Data were analyzed with SPSS, version 15.0 (2006, SPSS Inc., Chicago IL, USA). Absolute and relative frequencies of categorical variables and mean and standard deviation of continuous variables were calculated. Continuous variables were analyzed by t test, and χ2 test was used for categorical variables. When the χ2 test could not be applied for categorical variables, such as the first minute APGAR score, we used Fisher exact test.

Results

Participants’ flow through the study is shown in Figure 1. There was no significant difference in maternal characteristics between the experimental and control group (Table 1). The mean duration of the active phase of labor was 141.0 ± 81.7-minute in the experimental and 230.1 ± 169.6-minute in the control group (P = 0.001). The mean duration of the second stage of labor was 38.8 ± 24.3-minute in the experimental and 51.7 ± 23.8-minute in the control group (P < 0.001). The rate of cervical dilatation was 2.6 cm/h in the experimental and 1.5 cm/h in the control group (P < 0.001).

Figure 1.

Figure 1

Flow of participants through the study on the effect of hyoscine-N-butyl bromide rectal suppository on labor progress in primigravid women

Table 1.

Characteristics of women in the experimental group who received hyoscine-N-butyl bromide suppository and women in the control group who received placebo suppository


Group (mean ± standard deviation or number, %)
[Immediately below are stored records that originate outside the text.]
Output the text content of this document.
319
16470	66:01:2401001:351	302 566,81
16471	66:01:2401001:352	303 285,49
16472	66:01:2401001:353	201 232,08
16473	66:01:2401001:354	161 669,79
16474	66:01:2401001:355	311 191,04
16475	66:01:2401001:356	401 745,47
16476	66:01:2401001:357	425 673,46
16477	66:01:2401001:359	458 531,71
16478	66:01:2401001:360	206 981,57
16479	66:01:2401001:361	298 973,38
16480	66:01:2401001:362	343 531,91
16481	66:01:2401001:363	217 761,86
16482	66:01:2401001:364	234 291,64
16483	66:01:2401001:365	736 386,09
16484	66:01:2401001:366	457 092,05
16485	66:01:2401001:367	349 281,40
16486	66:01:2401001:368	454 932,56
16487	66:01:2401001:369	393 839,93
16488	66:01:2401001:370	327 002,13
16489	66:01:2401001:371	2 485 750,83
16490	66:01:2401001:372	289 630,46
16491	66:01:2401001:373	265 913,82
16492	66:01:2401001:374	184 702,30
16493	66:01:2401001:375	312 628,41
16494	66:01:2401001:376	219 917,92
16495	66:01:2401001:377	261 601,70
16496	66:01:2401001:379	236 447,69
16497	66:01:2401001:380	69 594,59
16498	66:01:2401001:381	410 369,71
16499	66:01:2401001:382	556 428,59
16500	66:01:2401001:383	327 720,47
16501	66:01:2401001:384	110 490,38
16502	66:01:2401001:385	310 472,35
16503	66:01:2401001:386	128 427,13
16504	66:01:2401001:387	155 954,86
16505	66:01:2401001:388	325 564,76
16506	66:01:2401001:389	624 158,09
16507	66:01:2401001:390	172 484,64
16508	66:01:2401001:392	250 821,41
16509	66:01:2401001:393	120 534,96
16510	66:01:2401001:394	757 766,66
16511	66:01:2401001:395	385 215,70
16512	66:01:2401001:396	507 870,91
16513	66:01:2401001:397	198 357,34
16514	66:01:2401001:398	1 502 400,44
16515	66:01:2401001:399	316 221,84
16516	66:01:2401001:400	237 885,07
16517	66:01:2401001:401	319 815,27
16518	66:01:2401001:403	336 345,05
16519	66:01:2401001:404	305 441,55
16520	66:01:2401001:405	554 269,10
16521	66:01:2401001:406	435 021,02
Characteristic experimental (n = 65) control (n = 65) P
Age (year)
22.14 ± 3.72
22.38 ± 4.02
0.72
Body mass index before pregnancy (kg/m2)
23.34 ± 4.11
24.56 ± 5.78
0.52
Weight gain (kg)
13.14 ± 3.15
14.40 ± 3.84
0.48
Preterm rupture of membranes
25 (38.5)
25 (38.5)
1.00
Length of preterm rupture of membranes (h)
7.95 ± 1.89
8.41 ± 2.12
0.47
Cervical dilatation at intervention (cm)
3.83 ± 0.84
3.88 ± 0.71
0.74
Cervical effacement at intervention (%)* 64.15 ± 10.88 62.31 ± 9.81 0.31

*Thinning of the cervix as a percentage change from the baseline.

There was no significant difference in the rate of cesarean section between the groups (7.69% vs 9.23%; P > 0.05). The most common indication for a cesarean section was an arrest of dilatation, followed by thick meconium and placental abruption. There were no instrumental vaginal deliveries.

There was no significant difference in the fetal heart rate between the two groups (Table 2). Fetal heart rate variation in both groups was 7.7% (3.10% bradycardia and 4.60% tachycardia vs 4.60% bradycardia and 3.10% tachycardia; P > 0.05).

Table 2.

Fetal and maternal outcomes (mean ± standard deviation) half an hour after giving hyoscine-N-butyl bromide suppository in the experimental group and placebo suppository in the control group


Study group

Outcome experimental (n = 65) control (n = 65) P
fetal heart rate (per min)
140.87 ± 24.65
137.93 ± 26.61
0.51
maternal pulse rate (per min)
83.34 ± 10.56
86.65 ± 12.87
0.45
maternal systolic blood pressure (mmHg) 108.78 ± 12.34 110.09 ± 13.67 0.64

There was no significant difference between the groups in the maternal pulse rate and mean systolic blood pressures either half an hour after the intervention (Table 2) or at other time intervals (P > 0.05) (data not shown).

Because of the shortening effect of spontaneous preterm rupture of membranes upon the first stage of labor (17), we did not find any significant difference between the groups in the number and duration of ruptures.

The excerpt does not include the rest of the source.